C'était aussi l'occasion de revenir sur des mots qui doivent faire chair avec la réalité, le vécu d'école : pluralisme, ouverture, respect, liberté d'information. Mais aussi ce qui menace ces mêmes réalités : prosélytisme, intolérance, endoctrinement, discrimination.
Car si les écoles de la Communauté française sont dites « pluralistes », elles ne sont soumises à aucune conviction religieuse ou idéologique particulière. Elles ne sont ni « religieuses » ni « anti-religieuses », car elles ouvrent leurs portes à des élèves et des enseignants de toute confession – y compris, bien entendu ceux qui n’en ont aucune. Pourtant, concernant des cas comme celui de Nuran Topal, on ne peut pas faire l'économie des questions. Respecter les convictions de l'autre, est-ce le laisser les afficher devant l'élève, quand il s'agit d'un enseignant ? Faut-il que chacun manifeste son appartenance pour que l'école soit réellement pluraliste? Cette affichage, cette visibilité doit-il connaître des limites? Comment limiter sans discriminer? Ne pas limiter n'est-ce pas livrer l'école, la classe à toute sorte de "publicités"? N'est-ce pas créer des tranchées, là où le vivre ensemble devrait nous aider à dépasser la logique du groupe, de l'appartenance?
En référence aux textes, nous avons vu que les enseignants de la Communauté française sont tenus de respecter le principe de neutralité.

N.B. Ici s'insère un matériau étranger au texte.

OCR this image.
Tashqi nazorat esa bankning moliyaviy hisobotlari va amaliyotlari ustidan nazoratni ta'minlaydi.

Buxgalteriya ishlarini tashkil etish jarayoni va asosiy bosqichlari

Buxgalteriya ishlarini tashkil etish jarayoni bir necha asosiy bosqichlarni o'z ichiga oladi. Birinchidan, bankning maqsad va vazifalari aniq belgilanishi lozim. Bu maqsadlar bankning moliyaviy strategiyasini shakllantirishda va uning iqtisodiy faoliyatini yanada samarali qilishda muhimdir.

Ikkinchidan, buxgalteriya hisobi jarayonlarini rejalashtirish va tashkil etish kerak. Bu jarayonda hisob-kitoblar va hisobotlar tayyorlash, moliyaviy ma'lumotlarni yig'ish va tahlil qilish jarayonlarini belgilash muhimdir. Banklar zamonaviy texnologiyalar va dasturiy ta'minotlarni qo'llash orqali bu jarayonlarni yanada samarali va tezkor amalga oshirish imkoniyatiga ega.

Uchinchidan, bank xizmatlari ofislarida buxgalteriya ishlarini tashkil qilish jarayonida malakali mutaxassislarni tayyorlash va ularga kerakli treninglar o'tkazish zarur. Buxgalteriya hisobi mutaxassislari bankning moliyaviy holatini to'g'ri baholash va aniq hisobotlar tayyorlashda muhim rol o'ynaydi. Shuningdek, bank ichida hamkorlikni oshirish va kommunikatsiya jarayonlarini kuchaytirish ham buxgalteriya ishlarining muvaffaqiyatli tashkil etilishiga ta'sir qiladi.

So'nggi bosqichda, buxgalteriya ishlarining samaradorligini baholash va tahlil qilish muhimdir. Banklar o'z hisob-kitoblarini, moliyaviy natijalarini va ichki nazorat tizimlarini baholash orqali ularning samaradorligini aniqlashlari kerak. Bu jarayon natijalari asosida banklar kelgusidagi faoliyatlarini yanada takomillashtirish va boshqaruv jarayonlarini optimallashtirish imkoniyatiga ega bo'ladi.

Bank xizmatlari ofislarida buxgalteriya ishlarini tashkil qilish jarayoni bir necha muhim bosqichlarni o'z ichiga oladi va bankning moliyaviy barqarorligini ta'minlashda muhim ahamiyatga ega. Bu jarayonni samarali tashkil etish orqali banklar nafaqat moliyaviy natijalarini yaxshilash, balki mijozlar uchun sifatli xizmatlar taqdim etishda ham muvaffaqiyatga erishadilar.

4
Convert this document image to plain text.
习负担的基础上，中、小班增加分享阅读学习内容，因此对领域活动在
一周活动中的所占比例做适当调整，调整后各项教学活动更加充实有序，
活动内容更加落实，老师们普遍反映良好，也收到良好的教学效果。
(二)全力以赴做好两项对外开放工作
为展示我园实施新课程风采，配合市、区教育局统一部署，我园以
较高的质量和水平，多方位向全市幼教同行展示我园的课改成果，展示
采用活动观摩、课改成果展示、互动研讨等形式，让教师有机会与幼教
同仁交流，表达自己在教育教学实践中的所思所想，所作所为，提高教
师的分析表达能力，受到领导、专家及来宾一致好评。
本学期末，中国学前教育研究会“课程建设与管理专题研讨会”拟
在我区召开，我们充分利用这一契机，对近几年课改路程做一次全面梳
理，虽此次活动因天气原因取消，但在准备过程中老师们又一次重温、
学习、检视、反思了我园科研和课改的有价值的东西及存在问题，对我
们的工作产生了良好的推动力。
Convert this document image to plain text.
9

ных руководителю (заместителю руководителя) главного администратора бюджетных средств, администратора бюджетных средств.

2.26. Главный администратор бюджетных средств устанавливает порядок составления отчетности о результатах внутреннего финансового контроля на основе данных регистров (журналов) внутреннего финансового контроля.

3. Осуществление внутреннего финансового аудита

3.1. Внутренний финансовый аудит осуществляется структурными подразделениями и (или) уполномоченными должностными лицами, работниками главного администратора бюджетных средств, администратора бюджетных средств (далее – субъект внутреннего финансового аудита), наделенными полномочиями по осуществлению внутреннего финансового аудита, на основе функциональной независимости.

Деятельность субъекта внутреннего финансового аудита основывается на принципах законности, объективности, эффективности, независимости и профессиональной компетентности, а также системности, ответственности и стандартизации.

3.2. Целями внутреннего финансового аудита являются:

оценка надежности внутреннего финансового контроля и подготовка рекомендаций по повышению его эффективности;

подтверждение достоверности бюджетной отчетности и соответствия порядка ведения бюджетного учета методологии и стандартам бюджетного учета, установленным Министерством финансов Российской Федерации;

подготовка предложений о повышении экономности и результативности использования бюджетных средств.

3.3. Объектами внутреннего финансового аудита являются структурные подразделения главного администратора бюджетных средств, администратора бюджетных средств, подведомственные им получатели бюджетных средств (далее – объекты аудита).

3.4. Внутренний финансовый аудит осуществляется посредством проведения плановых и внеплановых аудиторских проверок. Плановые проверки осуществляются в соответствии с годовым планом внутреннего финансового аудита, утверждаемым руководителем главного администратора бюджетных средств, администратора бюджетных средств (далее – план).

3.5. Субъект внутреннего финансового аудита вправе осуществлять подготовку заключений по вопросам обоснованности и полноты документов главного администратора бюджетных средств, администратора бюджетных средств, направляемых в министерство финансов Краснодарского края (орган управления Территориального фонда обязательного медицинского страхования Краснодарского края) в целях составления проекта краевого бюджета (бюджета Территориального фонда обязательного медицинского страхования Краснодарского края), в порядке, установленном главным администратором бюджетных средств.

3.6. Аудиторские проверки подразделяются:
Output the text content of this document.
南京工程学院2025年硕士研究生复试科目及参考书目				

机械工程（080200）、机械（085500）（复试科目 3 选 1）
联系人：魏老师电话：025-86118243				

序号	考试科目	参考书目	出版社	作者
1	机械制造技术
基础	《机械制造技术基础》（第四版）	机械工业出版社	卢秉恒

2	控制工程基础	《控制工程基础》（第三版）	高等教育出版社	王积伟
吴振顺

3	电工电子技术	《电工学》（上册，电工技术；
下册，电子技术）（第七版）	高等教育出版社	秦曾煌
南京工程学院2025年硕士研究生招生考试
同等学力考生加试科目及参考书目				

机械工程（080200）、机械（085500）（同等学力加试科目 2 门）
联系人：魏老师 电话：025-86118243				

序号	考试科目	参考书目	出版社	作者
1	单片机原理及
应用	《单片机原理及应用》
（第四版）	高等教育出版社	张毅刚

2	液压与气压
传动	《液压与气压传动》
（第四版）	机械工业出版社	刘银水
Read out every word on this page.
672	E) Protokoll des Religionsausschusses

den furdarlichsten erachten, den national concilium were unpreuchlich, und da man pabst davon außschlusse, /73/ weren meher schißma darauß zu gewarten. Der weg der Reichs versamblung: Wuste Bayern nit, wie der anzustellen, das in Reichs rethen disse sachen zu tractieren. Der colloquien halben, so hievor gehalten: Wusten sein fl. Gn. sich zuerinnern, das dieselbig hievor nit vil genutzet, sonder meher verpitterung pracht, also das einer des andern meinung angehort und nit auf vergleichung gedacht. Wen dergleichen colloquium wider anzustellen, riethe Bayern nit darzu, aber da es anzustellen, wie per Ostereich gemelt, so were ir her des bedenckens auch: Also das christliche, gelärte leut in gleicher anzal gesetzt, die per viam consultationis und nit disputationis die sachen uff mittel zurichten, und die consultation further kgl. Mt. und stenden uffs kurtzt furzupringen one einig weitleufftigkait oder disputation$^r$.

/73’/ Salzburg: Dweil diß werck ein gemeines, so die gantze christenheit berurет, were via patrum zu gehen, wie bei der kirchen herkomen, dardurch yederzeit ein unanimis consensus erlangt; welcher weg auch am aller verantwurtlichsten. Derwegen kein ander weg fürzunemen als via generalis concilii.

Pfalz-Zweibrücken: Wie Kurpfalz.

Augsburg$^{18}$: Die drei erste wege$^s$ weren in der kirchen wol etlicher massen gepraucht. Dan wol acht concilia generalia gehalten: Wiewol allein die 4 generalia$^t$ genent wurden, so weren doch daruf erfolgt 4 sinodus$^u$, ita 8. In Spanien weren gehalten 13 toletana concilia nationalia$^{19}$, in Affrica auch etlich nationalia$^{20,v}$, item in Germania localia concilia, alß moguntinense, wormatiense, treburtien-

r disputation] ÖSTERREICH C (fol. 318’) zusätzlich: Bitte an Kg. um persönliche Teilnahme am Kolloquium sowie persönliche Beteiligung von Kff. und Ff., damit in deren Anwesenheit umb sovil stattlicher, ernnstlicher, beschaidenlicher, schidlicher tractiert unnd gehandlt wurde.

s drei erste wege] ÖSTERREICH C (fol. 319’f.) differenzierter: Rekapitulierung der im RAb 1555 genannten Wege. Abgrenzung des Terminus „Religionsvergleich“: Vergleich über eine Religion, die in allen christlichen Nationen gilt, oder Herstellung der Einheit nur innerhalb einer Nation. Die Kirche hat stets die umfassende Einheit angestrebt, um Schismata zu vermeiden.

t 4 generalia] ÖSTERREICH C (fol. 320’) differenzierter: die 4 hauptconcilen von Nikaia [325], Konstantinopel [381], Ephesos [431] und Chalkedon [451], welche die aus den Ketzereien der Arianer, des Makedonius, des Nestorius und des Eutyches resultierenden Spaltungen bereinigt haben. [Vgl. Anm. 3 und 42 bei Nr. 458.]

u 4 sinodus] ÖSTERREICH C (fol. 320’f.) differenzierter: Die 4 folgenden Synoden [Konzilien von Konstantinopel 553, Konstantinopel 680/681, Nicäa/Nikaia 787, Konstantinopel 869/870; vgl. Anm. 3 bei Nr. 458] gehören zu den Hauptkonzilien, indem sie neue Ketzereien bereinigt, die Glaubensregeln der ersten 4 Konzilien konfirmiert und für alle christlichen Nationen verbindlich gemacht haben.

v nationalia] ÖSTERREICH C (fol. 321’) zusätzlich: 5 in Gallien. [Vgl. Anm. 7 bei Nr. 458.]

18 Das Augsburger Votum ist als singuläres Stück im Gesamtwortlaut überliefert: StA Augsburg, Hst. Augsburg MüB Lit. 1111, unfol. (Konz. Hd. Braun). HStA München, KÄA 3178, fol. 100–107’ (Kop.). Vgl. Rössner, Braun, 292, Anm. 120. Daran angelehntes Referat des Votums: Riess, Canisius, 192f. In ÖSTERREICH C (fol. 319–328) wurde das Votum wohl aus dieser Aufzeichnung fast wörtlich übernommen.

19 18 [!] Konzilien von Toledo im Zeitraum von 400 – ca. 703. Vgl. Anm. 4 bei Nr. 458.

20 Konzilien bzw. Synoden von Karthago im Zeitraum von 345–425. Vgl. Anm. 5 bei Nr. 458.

Dans un texte de 1994, le Décret neutralité, chaque enseignant trouvera ce principe auquel il doit se référer. Cela nous rappelle que, en matière de neutralité, l'élève et l'enseignant ne sont pas sur un pied d'égalité. D'une certaine façon, on peut dire que l'élève est plus libre que ne l'est l'enseignant. Ce texte dit ceci :
Article 4. – (…) le personnel de l'enseignement forme les élèves à reconnaître la pluralité des valeurs qui constituent l'humanisme contemporain. En ce sens, il fournit aux élèves les éléments d'information qui contribuent au développement libre et graduel de leur personnalité et qui leur permettent de comprendre les options différentes ou divergentes qui constituent l'opinion. Il traite les justifications politiques, philosophiques et doctrinales des faits, en exposant la diversité des motivations. Il traite les questions qui touchent la vie intérieure, les croyances, les convictions politiques ou philosophiques, les options religieuses de l'homme, en des termes qui ne peuvent froisser les opinions et les sentiments d'aucun des élèves. Devant les élèves, il s'abstient de toute attitude et de tout propos partisans dans les problèmes idéologiques, moraux ou sociaux, qui sont d'actualité et divisent l'opinion publique; de même, il refuse de témoigner en faveur d'un système philosophique ou politique, quel qu'il soit et, en dehors des cours visés à l'article 5, il s'abstient de même de témoigner en faveur d'un système religieux. De la même manière, il veille à ce que sous son autorité ne se développe ni le prosélytisme religieux ou philosophique, ni le militantisme politique organisés par ou pour les élèves.
Article 9. - Tout membre du personnel est tenu au respect du principe de neutralité définie par le présent décret, par le fait même de sa désignation ou de son engagement par un pouvoir organisateur tenu au respect du présent décret. A cette fin, les projets éducatif et pédagogique visés au chapitre VII du décret du 24 juillet 1997 précité sont transmis au membre du personnel pour signature, précédée de la mention «Lu et approuvé».